Lorsqu’ils furent partis, Miiko reprit en réprimant un nouveau soupir :
« La situation est très délicate, mais même dans le cas où Moody serait innocente, nous devrons…
-Considérer le fait qu’il y ait un traître parmi nous ? poursuivit Lance, prenant la parole pour la première fois depuis le début de la réunion. »
Tous les regards convergèrent vers lui.
« Peut-être même qu’il y en a plusieurs. Réorganiser la Garde en ayant conscience de ce fait sera compliqué, mais pas impossible. Nous devons assurer la sécurité de notre peuple, chose que le Cristal ne peut plus faire. Il va certainement falloir construire des refuges pour accueillir les populations qui ne seront plus sous la protection du Cristal et elles risquent d’arriver nombreuses. Il faudra également se lancer dans une quête pour tenter de récupérer le plus de morceaux de Cristal possible. Peut-être qu’en les réunissant, nous pourrons lui rendre sa puissance d’antan.
-Tu as raison, Lance, approuva Miiko. Il nous faut dès à présent penser à l’avenir d’Eldarya et pas uniquement au futur proche. »
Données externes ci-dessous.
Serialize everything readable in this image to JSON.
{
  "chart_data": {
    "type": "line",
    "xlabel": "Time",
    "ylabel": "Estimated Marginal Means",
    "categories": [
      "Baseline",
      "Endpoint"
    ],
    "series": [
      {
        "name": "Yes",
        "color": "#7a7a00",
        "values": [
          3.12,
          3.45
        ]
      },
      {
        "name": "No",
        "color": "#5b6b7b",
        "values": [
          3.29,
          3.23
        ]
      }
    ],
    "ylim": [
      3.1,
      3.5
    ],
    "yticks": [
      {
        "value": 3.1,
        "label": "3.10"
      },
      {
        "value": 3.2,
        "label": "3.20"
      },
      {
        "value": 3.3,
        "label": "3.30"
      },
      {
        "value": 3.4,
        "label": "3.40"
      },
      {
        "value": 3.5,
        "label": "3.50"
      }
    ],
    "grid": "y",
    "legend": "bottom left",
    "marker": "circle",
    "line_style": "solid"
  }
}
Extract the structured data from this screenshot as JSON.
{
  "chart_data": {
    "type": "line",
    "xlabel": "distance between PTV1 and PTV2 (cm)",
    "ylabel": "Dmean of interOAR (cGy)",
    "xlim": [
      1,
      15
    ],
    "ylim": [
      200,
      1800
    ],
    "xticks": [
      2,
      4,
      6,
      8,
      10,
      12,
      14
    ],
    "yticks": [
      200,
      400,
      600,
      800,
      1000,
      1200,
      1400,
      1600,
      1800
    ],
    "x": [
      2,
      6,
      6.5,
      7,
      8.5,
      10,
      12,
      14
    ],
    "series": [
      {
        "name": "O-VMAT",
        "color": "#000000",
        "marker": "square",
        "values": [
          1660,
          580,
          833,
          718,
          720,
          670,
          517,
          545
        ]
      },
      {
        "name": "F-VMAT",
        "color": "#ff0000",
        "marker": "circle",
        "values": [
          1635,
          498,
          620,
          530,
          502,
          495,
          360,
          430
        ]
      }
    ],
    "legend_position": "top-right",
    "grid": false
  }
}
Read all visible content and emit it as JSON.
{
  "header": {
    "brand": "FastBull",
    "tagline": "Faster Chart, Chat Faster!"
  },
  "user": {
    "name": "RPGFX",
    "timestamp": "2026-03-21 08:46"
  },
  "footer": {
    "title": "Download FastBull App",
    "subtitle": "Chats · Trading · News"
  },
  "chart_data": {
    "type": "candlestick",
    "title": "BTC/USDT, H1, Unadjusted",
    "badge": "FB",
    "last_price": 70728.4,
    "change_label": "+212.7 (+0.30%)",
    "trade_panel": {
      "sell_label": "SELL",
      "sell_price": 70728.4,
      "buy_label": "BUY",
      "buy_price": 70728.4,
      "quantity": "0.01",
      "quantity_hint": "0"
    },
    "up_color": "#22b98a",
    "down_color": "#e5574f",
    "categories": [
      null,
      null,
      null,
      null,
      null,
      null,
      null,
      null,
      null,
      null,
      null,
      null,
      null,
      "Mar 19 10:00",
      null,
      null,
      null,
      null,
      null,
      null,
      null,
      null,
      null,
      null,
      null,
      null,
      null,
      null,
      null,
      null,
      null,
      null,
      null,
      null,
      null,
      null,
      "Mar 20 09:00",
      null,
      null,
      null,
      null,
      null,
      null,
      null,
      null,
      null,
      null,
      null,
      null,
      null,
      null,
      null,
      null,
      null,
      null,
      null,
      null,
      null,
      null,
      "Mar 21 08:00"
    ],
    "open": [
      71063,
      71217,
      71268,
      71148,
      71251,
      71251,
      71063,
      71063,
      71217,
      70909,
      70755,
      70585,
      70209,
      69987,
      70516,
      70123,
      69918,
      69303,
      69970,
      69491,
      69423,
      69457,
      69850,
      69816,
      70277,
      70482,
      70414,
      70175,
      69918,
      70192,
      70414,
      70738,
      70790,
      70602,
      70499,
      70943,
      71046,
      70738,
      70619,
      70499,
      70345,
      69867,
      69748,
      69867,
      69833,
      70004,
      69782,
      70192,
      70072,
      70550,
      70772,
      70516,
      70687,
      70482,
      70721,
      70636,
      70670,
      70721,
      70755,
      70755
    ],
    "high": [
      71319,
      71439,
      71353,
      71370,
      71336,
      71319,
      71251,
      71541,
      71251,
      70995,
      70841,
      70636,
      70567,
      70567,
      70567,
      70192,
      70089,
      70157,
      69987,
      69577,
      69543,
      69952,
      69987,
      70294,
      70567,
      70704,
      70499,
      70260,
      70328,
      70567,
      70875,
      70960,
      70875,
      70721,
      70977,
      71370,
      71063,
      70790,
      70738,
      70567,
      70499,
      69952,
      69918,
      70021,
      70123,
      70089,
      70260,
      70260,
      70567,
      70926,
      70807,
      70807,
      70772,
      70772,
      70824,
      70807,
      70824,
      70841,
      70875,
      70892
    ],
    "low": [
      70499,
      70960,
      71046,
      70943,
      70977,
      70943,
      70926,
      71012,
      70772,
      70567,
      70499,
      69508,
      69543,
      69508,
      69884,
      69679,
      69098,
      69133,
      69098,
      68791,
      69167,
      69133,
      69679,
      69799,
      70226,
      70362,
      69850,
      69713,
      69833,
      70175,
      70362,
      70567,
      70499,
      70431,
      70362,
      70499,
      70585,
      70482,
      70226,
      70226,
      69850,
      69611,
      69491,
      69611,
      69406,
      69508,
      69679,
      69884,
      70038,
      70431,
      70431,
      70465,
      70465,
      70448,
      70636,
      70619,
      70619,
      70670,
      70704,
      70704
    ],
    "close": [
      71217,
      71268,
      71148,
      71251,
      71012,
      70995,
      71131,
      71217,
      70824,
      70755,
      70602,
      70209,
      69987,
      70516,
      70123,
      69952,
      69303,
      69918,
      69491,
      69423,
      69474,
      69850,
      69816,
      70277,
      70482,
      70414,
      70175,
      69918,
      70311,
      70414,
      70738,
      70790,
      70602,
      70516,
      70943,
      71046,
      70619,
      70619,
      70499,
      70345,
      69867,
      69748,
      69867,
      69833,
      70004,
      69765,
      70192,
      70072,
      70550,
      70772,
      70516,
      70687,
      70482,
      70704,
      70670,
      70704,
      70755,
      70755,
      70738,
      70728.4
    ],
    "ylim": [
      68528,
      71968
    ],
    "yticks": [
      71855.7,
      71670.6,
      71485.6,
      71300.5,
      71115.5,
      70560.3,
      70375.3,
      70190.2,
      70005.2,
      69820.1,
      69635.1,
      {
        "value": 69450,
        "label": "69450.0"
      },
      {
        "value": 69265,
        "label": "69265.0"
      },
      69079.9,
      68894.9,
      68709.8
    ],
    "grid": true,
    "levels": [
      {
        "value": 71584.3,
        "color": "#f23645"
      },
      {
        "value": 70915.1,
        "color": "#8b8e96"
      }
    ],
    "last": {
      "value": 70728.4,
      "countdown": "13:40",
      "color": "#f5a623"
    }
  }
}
Oui, l’avenir. Lance y pensait déjà depuis un long moment. Ses plans ne s’étaient pas déroulés tout à fait comme prévu. Il avait planifié les attentats depuis déjà un long moment et n’avait jamais envisagé de rester au sein de la Garde après cela. Au contraire, il avait prévu de se faire passer pour mort afin d’endosser plus facilement le costume d’Ashkore, cet alter ego masqué qui aurait continué de semer le trouble parmi les gardiens. Il avait suffi d’un grain de sable dans ses engrenages pourtant parfaitement huilés pour remettre en cause une partie de ses prévisions. Le pire était qu’il aurait dû s’en douter : il suspectait Moody d’être un dragon depuis son arrivée à Eel, mais parce qu’elle n’avait montré aucune particularité draconique à part son essence et son odeur, il l’avait sous-estimée. Il avait pensé à tout pour leurrer son frère, mais n’avait pas pensé à la tromper, elle. Pire, il s’était approprié son corps et cela lui avait tellement plu qu’il lui été désormais difficile de penser à autre chose. Désormais, il avait besoin que Moody se révèle, il avait besoin qu’elle comprenne qui elle était pour le comprendre lui, pour qu’elle devienne sienne à tout jamais.
Lance était prêt à tout pour sa vengeance, mais il était également prêt à tout pour éveiller les pouvoirs de la jeune femme. Dans sa tête, un nouveau plan prenait forme.
Tout compte fait, il avait vraiment hâte qu’elle se réveille.